Неделю я провел дома один, маме пришлось уехать в Нью-Йорк на похороны, а прочие были на работе. Каждый вечер ходил я с моими собаками в лес, читал, размышлял, медитировал на теплом зимнем южном солнце, а вернувшись на закате, готовил для всех ужин. Еще я повесил корзину и по вечерам упражнялся в баскетболе. По ночам, когда все ложились, возвращался я в лес под светом звезд, а иногда даже под дождем, защищенный пончо. Лес принимал меня хорошо. Я развлекался, сочиняя маленькие стишки в духе Эмили Дикинсон, типа: «Пить из лужи, лезть из кожи, лучше, хуже – все похоже», или: «Арбузное семя впитывает время, набухает сластью, пространством и властью».

«Да будет оттяг и благословение во веки веков,» – молился я по ночам в лесу.

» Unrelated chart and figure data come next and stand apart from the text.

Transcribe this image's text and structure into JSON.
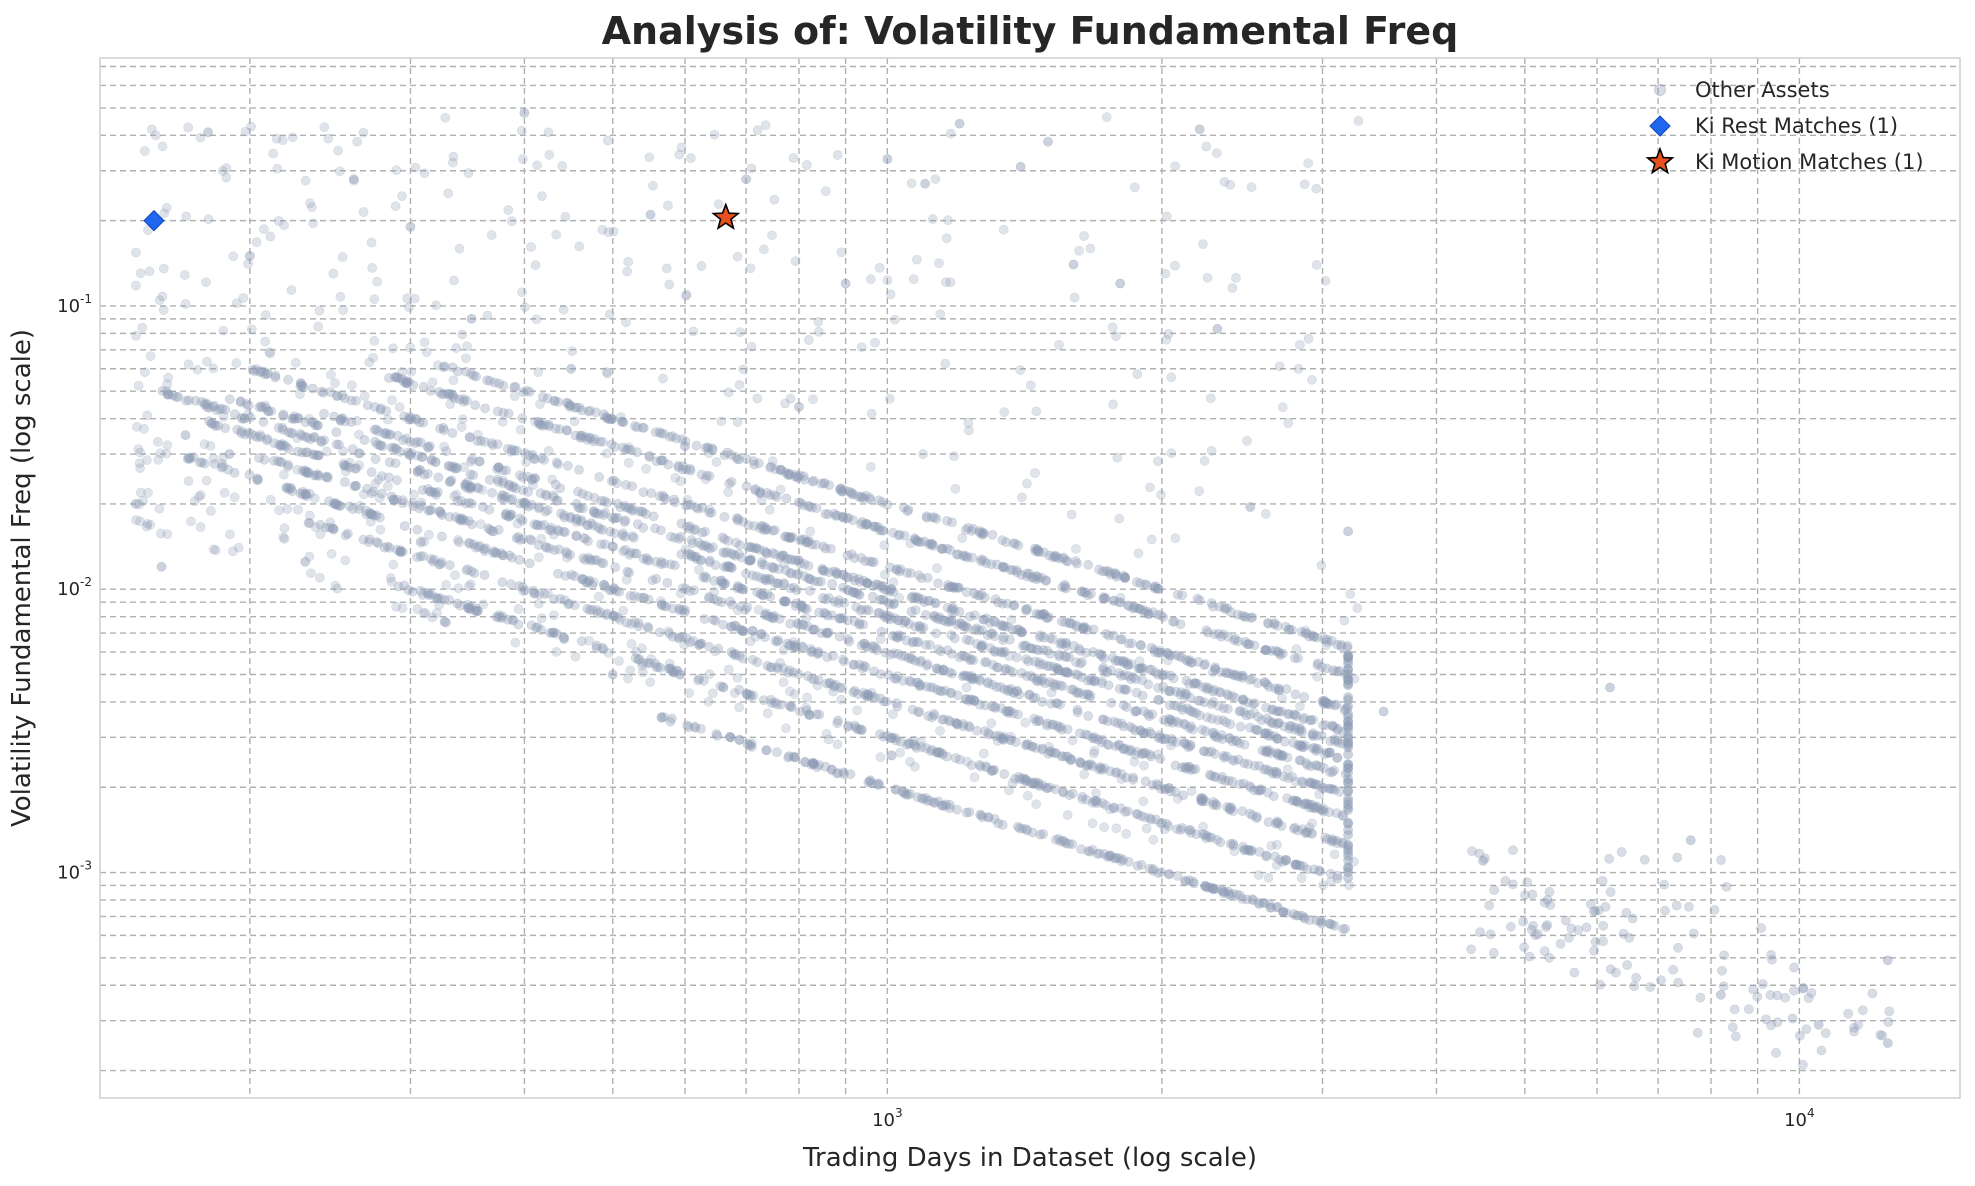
{
  "chart_data": {
    "type": "scatter",
    "title": "Analysis of: Volatility Fundamental Freq",
    "xlabel": "Trading Days in Dataset (log scale)",
    "ylabel": "Volatility Fundamental Freq (log scale)",
    "xscale": "log",
    "yscale": "log",
    "xlim": [
      137,
      15000
    ],
    "ylim": [
      0.00016,
      0.75
    ],
    "x_tick_labels": [
      "10^3",
      "10^4"
    ],
    "y_tick_labels": [
      "10^-3",
      "10^-2",
      "10^-1"
    ],
    "grid": true,
    "legend_position": "top-right",
    "series": [
      {
        "name": "Other Assets",
        "marker": "circle",
        "color": "#8b9bb4",
        "note": "dense cloud of points following y ≈ c / x bands for x up to ~3200, plus sparse points up to ~12500",
        "band_constants": [
          2,
          3,
          4,
          5,
          6,
          7,
          8,
          9,
          10,
          12,
          16,
          20
        ],
        "x_max_dense": 3200,
        "sample_points": [
          [
            150,
            0.02
          ],
          [
            160,
            0.012
          ],
          [
            170,
            0.035
          ],
          [
            180,
            0.41
          ],
          [
            190,
            0.03
          ],
          [
            200,
            0.15
          ],
          [
            230,
            0.0125
          ],
          [
            260,
            0.28
          ],
          [
            300,
            0.19
          ],
          [
            350,
            0.09
          ],
          [
            400,
            0.48
          ],
          [
            450,
            0.06
          ],
          [
            500,
            0.005
          ],
          [
            550,
            0.21
          ],
          [
            600,
            0.032
          ],
          [
            700,
            0.28
          ],
          [
            800,
            0.044
          ],
          [
            900,
            0.12
          ],
          [
            1000,
            0.33
          ],
          [
            1100,
            0.27
          ],
          [
            1200,
            0.44
          ],
          [
            1400,
            0.31
          ],
          [
            1500,
            0.38
          ],
          [
            1600,
            0.14
          ],
          [
            1800,
            0.12
          ],
          [
            2200,
            0.42
          ],
          [
            2300,
            0.083
          ],
          [
            2500,
            0.0195
          ],
          [
            3200,
            0.016
          ],
          [
            3500,
            0.0037
          ],
          [
            4500,
            0.0011
          ],
          [
            6200,
            0.0045
          ],
          [
            7600,
            0.0013
          ],
          [
            8200,
            0.00037
          ],
          [
            10500,
            0.00029
          ],
          [
            12500,
            0.00049
          ],
          [
            12500,
            0.00025
          ]
        ]
      },
      {
        "name": "Ki Rest Matches (1)",
        "marker": "diamond",
        "color": "#1f66f0",
        "points": [
          [
            157,
            0.2
          ]
        ]
      },
      {
        "name": "Ki Motion Matches (1)",
        "marker": "star",
        "color": "#e8501f",
        "points": [
          [
            665,
            0.205
          ]
        ]
      }
    ]
  }
}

Я все время сочинял новые молитвы. И стишки тоже. Изредка выпадал снег, и я записывал: «Заснежен и соснов, лес нежен, полон снов». Однажды сформулировал «Четыре Неизбежности: 1. Затхлые книги; 2. Неинтересная природа; 3. Скучное существование; 4. Пустая нирвана, – никуда не денешься». Или, скучными вечерами, когда ни буддизм, ни поэзия, ни вино, ни одиночество, ни баскетбол не могли утешить мою ленивую, но искреннюю плоть: «Что за суки муки скуки». Как-то вечером на свином выгоне через дорогу паслись утки, было воскресенье, по каролинскому радио завывали проповедники, и я записал: «Представьте себе: благословлять всех живущих и умирающих червей в вечности и уток, которые клюют их… это и есть служба в воскресной школе». Во сне я услышал слова: «Боль – всего лишь вздох наложницы». По-шекспировски это было бы: «Ах, Боже мой, какой морозный звук». Вдруг однажды вечером после ужина, во дворе, постигло меня страшное отчаяние, и в холодной ветреной тьме я бросился на землю и плакал: «Я умру!» – ибо что еще делать в холодном одиночестве на этой жестокой негостеприимной земле, и тут же ласковым молоком снизошло на мои веки просветление, и стало тепло. И я понял, что Рози теперь знает истину, так же, как и мой умерший отец, умерший брат, умершие дядья, тетки и двоюродные братья, эта истина постижима в костях умершего и не имеет отношения к Древу Будды или Кресту Христову. В е р ь, что мир есть эфирный цветок, и жив пребудешь. Я знал это! И еще я знал, что я – самый распоследний бродяга. Алмазный свет был в глазах моих.